DUBLIN (AP) — Ireland humbled South Africa by a record 38-3, scoring four tries to nil at Lansdowne Road on Saturday.
A victory was expected by the Irish but not the margin or as convincingly. In a series which goes back 111 years, the only better score was South Africa's 38-0 win in 1912 on the same ground.
Ireland led 14-0 at halftime, punishing South Africa's weak scrum and ill-discipline. The Springboks were far more game in the second half, but still did not look like scoring a try, and were easily contained by the Irish.
The Springboks, forced into errors, cracked in the last 10 minutes, when the Irish ran in three of their four tries. Man-of-the-match Jonathan Sexton scored 14 points from the boot.
South Africa was rocked in the second minute by an injury to tighthead prop Coenie Oosthuizen, who was coming back from a broken arm. He was holding his left arm as he was carted off after a double tackle from Sexton and new cap Bundee Aki.
The highly rated Wilco Louw replaced Oosthuizen, but the Boks scrum struggled. It conceded penalties, and constantly went backwards. A scrum penalty gave Sexton his first points, and the Springboks were penalized at scrum time twice more before the quarter hour, followed by a referee warning.

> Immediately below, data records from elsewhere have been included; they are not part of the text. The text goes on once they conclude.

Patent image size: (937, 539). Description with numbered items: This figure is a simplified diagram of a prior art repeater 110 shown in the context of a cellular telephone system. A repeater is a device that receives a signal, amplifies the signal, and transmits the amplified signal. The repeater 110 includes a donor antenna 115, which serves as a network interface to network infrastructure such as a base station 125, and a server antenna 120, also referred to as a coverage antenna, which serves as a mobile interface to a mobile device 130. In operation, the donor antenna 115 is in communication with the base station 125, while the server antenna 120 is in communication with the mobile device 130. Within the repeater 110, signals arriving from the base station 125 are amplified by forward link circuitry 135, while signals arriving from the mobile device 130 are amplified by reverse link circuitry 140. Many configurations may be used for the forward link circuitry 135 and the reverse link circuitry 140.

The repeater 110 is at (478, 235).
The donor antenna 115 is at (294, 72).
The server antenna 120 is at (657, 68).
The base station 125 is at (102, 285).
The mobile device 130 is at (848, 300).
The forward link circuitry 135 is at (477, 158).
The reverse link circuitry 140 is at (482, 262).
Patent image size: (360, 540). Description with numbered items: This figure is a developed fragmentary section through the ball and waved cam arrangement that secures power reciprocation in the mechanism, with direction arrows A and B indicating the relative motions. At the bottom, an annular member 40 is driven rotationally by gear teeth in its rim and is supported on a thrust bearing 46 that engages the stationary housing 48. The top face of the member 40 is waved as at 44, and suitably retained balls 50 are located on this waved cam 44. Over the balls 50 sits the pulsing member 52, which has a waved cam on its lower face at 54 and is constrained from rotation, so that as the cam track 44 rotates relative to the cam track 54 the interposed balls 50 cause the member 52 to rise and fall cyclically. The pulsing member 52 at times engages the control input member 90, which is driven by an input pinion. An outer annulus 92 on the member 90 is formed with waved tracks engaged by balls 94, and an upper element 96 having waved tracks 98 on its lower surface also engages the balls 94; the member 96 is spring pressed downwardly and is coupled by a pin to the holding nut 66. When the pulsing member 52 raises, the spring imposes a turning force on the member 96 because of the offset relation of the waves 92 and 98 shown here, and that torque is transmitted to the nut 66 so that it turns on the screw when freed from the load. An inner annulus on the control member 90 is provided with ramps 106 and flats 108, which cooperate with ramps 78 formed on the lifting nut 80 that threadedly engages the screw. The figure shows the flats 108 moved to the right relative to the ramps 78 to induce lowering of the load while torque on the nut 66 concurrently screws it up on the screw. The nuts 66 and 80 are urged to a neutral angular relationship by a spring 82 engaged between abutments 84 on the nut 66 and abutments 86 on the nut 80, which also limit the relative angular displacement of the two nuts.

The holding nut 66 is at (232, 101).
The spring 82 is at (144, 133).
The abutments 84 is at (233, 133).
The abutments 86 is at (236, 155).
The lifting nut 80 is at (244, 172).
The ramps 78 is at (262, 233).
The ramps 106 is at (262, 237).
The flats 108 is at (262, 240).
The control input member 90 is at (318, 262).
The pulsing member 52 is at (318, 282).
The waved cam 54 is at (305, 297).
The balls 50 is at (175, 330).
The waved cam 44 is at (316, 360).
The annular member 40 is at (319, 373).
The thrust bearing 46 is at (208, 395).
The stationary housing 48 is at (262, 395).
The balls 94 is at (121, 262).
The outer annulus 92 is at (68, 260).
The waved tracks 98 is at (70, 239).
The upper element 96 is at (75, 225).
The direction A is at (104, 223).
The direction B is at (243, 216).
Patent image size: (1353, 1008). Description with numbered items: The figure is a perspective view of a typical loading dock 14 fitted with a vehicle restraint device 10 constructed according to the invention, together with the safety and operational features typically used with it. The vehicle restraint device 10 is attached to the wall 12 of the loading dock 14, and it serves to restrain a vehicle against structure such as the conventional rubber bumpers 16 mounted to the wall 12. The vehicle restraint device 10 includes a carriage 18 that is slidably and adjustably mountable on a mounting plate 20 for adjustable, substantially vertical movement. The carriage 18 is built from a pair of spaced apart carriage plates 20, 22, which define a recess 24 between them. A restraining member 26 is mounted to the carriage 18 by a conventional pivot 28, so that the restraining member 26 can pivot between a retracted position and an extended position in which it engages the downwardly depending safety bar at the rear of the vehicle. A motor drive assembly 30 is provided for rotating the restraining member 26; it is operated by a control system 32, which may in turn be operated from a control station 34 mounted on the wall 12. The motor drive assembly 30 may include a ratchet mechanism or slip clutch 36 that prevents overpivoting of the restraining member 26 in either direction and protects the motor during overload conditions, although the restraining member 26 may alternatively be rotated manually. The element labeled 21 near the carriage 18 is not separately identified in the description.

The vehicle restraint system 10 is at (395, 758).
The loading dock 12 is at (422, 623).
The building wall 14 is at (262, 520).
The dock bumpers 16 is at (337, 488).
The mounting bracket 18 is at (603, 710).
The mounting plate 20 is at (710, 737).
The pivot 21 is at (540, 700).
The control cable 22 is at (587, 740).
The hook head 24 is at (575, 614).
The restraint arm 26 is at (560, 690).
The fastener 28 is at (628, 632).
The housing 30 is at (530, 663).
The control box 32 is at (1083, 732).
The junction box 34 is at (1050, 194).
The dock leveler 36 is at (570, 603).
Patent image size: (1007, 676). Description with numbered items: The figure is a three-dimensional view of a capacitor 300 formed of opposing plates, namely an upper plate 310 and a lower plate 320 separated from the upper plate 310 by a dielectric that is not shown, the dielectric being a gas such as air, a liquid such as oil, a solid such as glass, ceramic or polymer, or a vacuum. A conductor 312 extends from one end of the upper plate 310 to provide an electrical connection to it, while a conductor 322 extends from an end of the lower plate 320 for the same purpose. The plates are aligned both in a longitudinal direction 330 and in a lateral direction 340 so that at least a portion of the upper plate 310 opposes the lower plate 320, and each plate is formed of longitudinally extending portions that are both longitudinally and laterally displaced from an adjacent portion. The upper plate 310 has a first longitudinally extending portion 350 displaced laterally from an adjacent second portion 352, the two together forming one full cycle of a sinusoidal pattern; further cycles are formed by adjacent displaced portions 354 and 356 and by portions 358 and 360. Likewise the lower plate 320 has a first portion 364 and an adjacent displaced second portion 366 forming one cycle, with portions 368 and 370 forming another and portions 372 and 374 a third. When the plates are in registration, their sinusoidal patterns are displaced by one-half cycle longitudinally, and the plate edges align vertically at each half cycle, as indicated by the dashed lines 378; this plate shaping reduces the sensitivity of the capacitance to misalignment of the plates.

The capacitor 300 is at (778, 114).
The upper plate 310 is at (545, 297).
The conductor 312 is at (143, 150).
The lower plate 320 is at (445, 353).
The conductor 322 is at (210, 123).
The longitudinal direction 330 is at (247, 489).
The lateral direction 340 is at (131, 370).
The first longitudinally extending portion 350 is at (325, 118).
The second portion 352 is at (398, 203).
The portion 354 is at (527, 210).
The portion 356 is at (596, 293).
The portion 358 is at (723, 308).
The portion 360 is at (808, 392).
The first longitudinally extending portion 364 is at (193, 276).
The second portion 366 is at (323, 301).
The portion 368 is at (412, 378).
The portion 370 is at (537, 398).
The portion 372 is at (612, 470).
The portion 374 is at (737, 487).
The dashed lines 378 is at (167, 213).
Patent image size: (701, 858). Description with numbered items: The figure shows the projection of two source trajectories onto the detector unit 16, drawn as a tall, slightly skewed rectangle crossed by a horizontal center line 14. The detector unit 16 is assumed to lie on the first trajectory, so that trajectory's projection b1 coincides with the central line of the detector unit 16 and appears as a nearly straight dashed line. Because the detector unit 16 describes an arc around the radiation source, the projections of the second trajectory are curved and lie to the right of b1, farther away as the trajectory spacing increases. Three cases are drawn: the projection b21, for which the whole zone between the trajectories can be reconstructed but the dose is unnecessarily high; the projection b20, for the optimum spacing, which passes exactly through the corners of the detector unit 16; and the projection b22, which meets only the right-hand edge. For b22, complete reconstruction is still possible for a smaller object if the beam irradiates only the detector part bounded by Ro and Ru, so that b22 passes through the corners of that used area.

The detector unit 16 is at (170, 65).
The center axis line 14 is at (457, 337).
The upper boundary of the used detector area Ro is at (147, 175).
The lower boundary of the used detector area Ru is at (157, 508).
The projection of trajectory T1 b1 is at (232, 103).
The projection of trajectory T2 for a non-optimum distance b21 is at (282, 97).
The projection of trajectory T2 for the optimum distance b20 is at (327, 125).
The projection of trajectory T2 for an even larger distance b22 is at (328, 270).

Sexton kicked over another penalty in the 15th minute, and the 20th for 9-0.
Ireland had most of the territory and possession. The Springboks were warned to expect being bombed, and conceded the first try from an up-and-under by scrumhalf Conor Murray. It fell between three South Africans outside their 22, and Ireland winger Andrew Conway pinched it and ran 25 meters unopposed to the right corner.
Despite Springboks coach Allister Coetzee talking about the importance of taking three-pointers, they turned down a kickable penalty on the half hour, and wasted a two-minute siege of the Irish try-line. They finally got on the scoreboard in the third quarter with an Elton Jantjies penalty.
The Springboks upped their intensity and physicality, but creatively they remained clueless.
In the 71st minute, Ireland substitute flanker Rhys Ruddock burrowed over and made victory certain.
The Irish bench was making more of an impact that the South Africans', and a lineout drive ended with Rob Herring scoring.
Sexton's replacement, Joey Carbury, put a clever kick down the left wing with the clock almost in the red, Darren Sweetman did well to keep it in play, the ball was switched right, and Ireland had the numbers. Left winger Jacob Stockdale scored on debut, and sealed Ireland's fifth win over South Africa in their last seven tests in Dublin.
Ireland face Fiji next Saturday, and South Africa play France on a five-match winless run.